Review: Northbound, by Naomi Arnold
Reviewed by Anna Scaife
Naomi Arnold can write. She has more than proven her mettle as a journalist and natural history writer, her work featuring widely in a raft of publications. Her previous book, Southern Nights, on New Zealand astronomy, came out in 2019. More impressive, is that Naomi Arnold can write WHILE trekking from Bluff to Cape Reinga, over nine grueling months, on the incredibly challenging Te Araroa trail – or the TA, as I’ve learned.
Northbound is the author’s account of the fulfillment of a 20-year ambition to walk the length of the country. The idea ignited when she read trail founder Geoff Chapple’s book, Te Araroa – One Man Walks His Dream, and niggled at her until she found her moment. In a scene raw with emotion, Naomi farewells husband Doug on the side of the road in Bluff on Boxing Day 2024. This moment was the first time the book made me cry.
Perhaps because this story was largely written on-trail, sometimes holed up in her tent during bad weather, or hunched over the iPad in a campsite kitchen block, it reads with an immediacy and level of detail that a reflection after the fact could not have achieved. The effect is like being along for the ride, but thankfully without the pain and exhaustion that accompanies a physical feat like this one. The reading of it became a family event. My husband would ask as we prepared dinner together at the bench, ‘Where is Naomi now?’ My eight-year-old son piped up one afternoon while building with his LEGO, ‘How is Naomi doing, Mum?’
‘She’s missing people,’ I told him, referencing the intense loneliness that appears as a theme throughout, alongside the mental challenge of tramping as a woman alone.
Northbound is by no means a how-to guide. In fact, as a result of the author’s work commitments and delays, her gameplan leans toward what not-to-do. Walking Northbound (NOBO) at the tail end of the season meant she met few other TA walkers, tackling long stretches in solitude, and contending with difficult winter conditions in rugged terrain. So, while this book does not seek to give advice, the honesty–stories of being thigh deep in mud, having a fungal infection, and crawling into a sleeping bag on the floor of a public toilet, for example–will no doubt be invaluable to those who think they might give the TA a crack. It’s one thing to read in a hiker’s manual that you must look after your feet, and quite another to read about the excruciating reality of what thru-hiking can do to your toes.
There are no heroics in this account, despite what is truly an inspirational achievement. Naomi tells her story with vulnerability, humour and a charming honesty. Husband Doug is an ever-present kindly ghost throughout, watching over Naomi from home. When called on, his levelheaded guidance is so reassuring I felt as if it was me out there, at nightfall, kilometres short of shelter and afraid. Nine months is a long time to be away from your spouse, and this dynamic plays out in the book as an unconventional love story, intertwined with the highs and lows of the trail.
In the closing chapters, I tired a little of the details of what delicious treats were purchased at each dairy.

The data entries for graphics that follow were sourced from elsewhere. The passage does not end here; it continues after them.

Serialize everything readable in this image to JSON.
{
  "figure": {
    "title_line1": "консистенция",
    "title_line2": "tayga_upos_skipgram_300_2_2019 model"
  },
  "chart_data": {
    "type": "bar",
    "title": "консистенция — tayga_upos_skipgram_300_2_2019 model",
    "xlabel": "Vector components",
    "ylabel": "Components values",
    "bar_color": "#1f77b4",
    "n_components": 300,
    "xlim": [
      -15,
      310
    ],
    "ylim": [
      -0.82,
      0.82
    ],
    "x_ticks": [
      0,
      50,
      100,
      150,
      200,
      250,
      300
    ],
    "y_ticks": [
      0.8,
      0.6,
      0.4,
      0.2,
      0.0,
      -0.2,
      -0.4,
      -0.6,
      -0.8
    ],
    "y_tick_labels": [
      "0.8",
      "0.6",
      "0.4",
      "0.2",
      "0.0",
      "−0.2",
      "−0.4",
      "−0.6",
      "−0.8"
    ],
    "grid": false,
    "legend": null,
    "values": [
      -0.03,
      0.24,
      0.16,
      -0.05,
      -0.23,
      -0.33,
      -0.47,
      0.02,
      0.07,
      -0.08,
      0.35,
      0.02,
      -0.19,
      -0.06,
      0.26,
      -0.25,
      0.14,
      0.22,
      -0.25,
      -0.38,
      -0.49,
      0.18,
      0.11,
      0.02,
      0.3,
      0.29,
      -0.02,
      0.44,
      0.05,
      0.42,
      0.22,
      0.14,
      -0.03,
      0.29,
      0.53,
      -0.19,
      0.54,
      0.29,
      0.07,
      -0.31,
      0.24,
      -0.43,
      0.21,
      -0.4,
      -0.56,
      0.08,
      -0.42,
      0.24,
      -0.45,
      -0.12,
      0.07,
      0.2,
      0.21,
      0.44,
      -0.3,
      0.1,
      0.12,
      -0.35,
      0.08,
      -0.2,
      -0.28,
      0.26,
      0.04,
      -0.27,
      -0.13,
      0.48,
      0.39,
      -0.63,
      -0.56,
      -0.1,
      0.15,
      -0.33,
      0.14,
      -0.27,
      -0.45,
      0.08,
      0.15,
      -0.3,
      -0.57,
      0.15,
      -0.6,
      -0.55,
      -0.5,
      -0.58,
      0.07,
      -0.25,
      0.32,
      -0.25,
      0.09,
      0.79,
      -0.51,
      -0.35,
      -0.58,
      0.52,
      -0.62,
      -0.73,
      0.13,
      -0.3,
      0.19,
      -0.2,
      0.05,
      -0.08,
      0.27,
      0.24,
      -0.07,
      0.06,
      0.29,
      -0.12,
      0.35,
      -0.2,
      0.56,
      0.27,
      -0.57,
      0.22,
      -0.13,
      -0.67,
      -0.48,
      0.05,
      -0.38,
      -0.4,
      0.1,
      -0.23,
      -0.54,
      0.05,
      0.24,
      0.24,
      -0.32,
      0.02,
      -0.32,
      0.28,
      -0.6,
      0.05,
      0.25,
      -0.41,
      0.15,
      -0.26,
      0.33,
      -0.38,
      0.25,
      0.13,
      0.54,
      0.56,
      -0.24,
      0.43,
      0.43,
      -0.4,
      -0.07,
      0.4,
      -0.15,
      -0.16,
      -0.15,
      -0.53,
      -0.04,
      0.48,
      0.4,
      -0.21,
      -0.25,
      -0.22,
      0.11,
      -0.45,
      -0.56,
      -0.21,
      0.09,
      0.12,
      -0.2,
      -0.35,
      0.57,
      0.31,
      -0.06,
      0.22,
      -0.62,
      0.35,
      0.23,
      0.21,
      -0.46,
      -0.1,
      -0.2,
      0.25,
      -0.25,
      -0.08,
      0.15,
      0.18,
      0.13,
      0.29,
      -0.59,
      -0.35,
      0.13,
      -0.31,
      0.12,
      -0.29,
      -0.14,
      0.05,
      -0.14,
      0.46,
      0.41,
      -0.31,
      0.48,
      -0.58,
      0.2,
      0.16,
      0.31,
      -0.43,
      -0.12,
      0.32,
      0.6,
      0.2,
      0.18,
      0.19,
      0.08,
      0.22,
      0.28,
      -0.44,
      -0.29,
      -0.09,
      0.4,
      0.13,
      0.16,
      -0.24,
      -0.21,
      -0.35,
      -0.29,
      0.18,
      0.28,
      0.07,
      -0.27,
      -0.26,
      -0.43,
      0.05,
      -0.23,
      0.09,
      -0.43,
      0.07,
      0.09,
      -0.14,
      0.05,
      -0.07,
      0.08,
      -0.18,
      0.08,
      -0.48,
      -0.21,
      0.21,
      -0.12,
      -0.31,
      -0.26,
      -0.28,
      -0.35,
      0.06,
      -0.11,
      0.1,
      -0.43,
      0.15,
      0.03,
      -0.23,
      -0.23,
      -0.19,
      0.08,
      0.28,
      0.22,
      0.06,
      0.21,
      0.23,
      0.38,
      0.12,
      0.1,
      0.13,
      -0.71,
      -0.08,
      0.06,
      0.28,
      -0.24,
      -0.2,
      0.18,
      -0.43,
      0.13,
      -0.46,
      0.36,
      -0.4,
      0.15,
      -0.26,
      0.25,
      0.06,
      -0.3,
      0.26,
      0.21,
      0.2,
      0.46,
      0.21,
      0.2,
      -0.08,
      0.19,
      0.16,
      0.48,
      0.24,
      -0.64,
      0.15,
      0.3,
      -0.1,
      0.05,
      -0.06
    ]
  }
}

Very understandable to include them, but I wanted the story to keep putting one ravaged foot in front of the other, to get to that lighthouse at Cape Reinga.
Northbound will be inspirational and helpful for hikers, but it’s not just for the outdoorsy. Naomi’s story is both harrowing and hopeful. There are reminders at every turn of the generosity and kindness of community. When you need people, they come through. A lovely book. I have lent it to my Mum.